We have investigated the increased detectability of a supersymmetric model featuring a gravitino LSP and a metastable sneutrino NLSP using two different machine learning models, XGBoost and a deep neural network. We have considered benchmark points from a parameter space region where superparticles are dominantly produced by electroweak processes and where a significant number of events with two taus and one muon can be expected. Thus, the supersymmetric scenario serves as a test case for other scenarios for physics beyond the Standard Model that lead to similar signatures.

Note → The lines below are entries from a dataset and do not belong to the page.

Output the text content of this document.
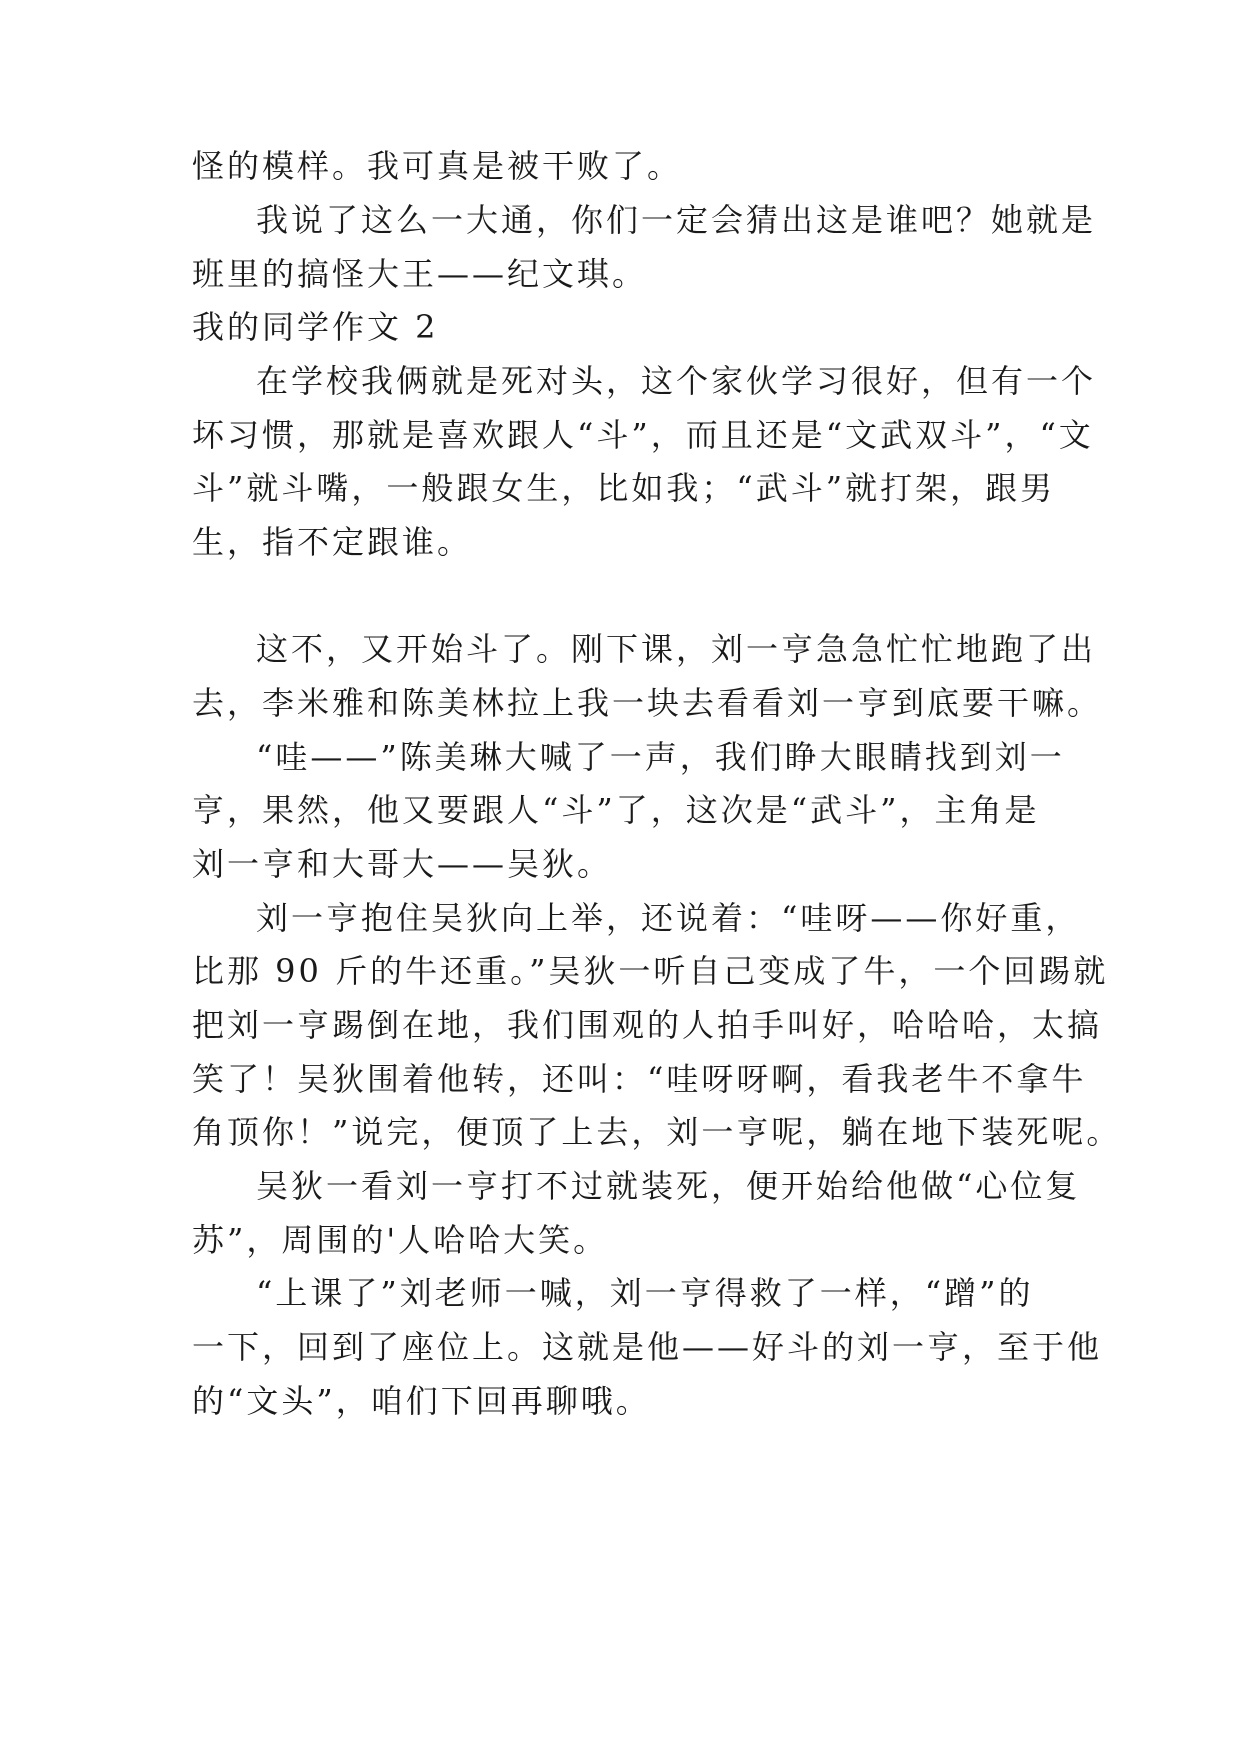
怪的模样。我可真是被干败了。
我说了这么一大通，你们一定会猜出这是谁吧？她就是
班里的搞怪大王——纪文琪。
我的同学作文 2
在学校我俩就是死对头，这个家伙学习很好，但有一个
坏习惯，那就是喜欢跟人“斗”，而且还是“文武双斗”，“文
斗”就斗嘴，一般跟女生，比如我；“武斗”就打架，跟男
生，指不定跟谁。
这不，又开始斗了。刚下课，刘一亨急急忙忙地跑了出
去，李米雅和陈美林拉上我一块去看看刘一亨到底要干嘛。
“哇——”陈美琳大喊了一声，我们睁大眼睛找到刘一
亨，果然，他又要跟人“斗”了，这次是“武斗”，主角是
刘一亨和大哥大——吴狄。
刘一亨抱住吴狄向上举，还说着：“哇呀——你好重，
比那 90 斤的牛还重。”吴狄一听自己变成了牛，一个回踢就
把刘一亨踢倒在地，我们围观的人拍手叫好，哈哈哈，太搞
笑了！吴狄围着他转，还叫：“哇呀呀啊，看我老牛不拿牛
角顶你！”说完，便顶了上去，刘一亨呢，躺在地下装死呢。
吴狄一看刘一亨打不过就装死，便开始给他做“心位复
苏”，周围的'人哈哈大笑。
“上课了”刘老师一喊，刘一亨得救了一样，“蹭”的
一下，回到了座位上。这就是他——好斗的刘一亨，至于他
的“文头”，咱们下回再聊哦。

Table 11 Input parameter values for the points used in the analysis. All masses are given in GeV. For expected yields, see Table 6

We have investigated two methods of incorporating the machine learning models into the analysis, using a threshold on the model output as event selection and using the model output as an observable to which we perform a template fit. Since we do not know which region of the parameter space nature has chosen and optimizing the analysis for all possible parameter points is unfeasible, we have tested the methods’ ability to generalize to parameter points they have not been trained on. In terms of discovery significance, template fitting generally outperforms simple cutting on classifier output. To test the generalizability for different kinematics, we scale all points to the same signal yield, that of Point 12, and perform the fit again. The results, shown in Table 14, indicate that the method indeed generalizes.

We observe that for parameter points where the event kinematics are highly dissimilar to those the classifier was trained on, the classifier typically considers the data to be more background-like. Consequently, the template fit will in such scenarios yield conservative estimates of the signal-to-background ratio, providing robustness to type-I errors, i.e. erroneously claiming discovery. If the method is used to set exclusion limits, on the other hand, this effect should be taken into consideration, for example by also considering a cut-and-count analysis, which is independent and could be performed in parallel.

To provide additional insight into the relationship between event kinematics and the machine learning classifier output, we have performed a Shapley decomposition, which to a large extent matches our intuitive reasoning. The information in the Shapley values does not provide full transparency to the internal representation of the machine learning models – leaving room for future studies – but serves as a useful tool for investigating the correlation structure at feature level, where comparison to human knowledge is possible.

The code used to train the classifiers and perform the template fits will be made available at gitlab.com/BSML/sneutrinoML after publication.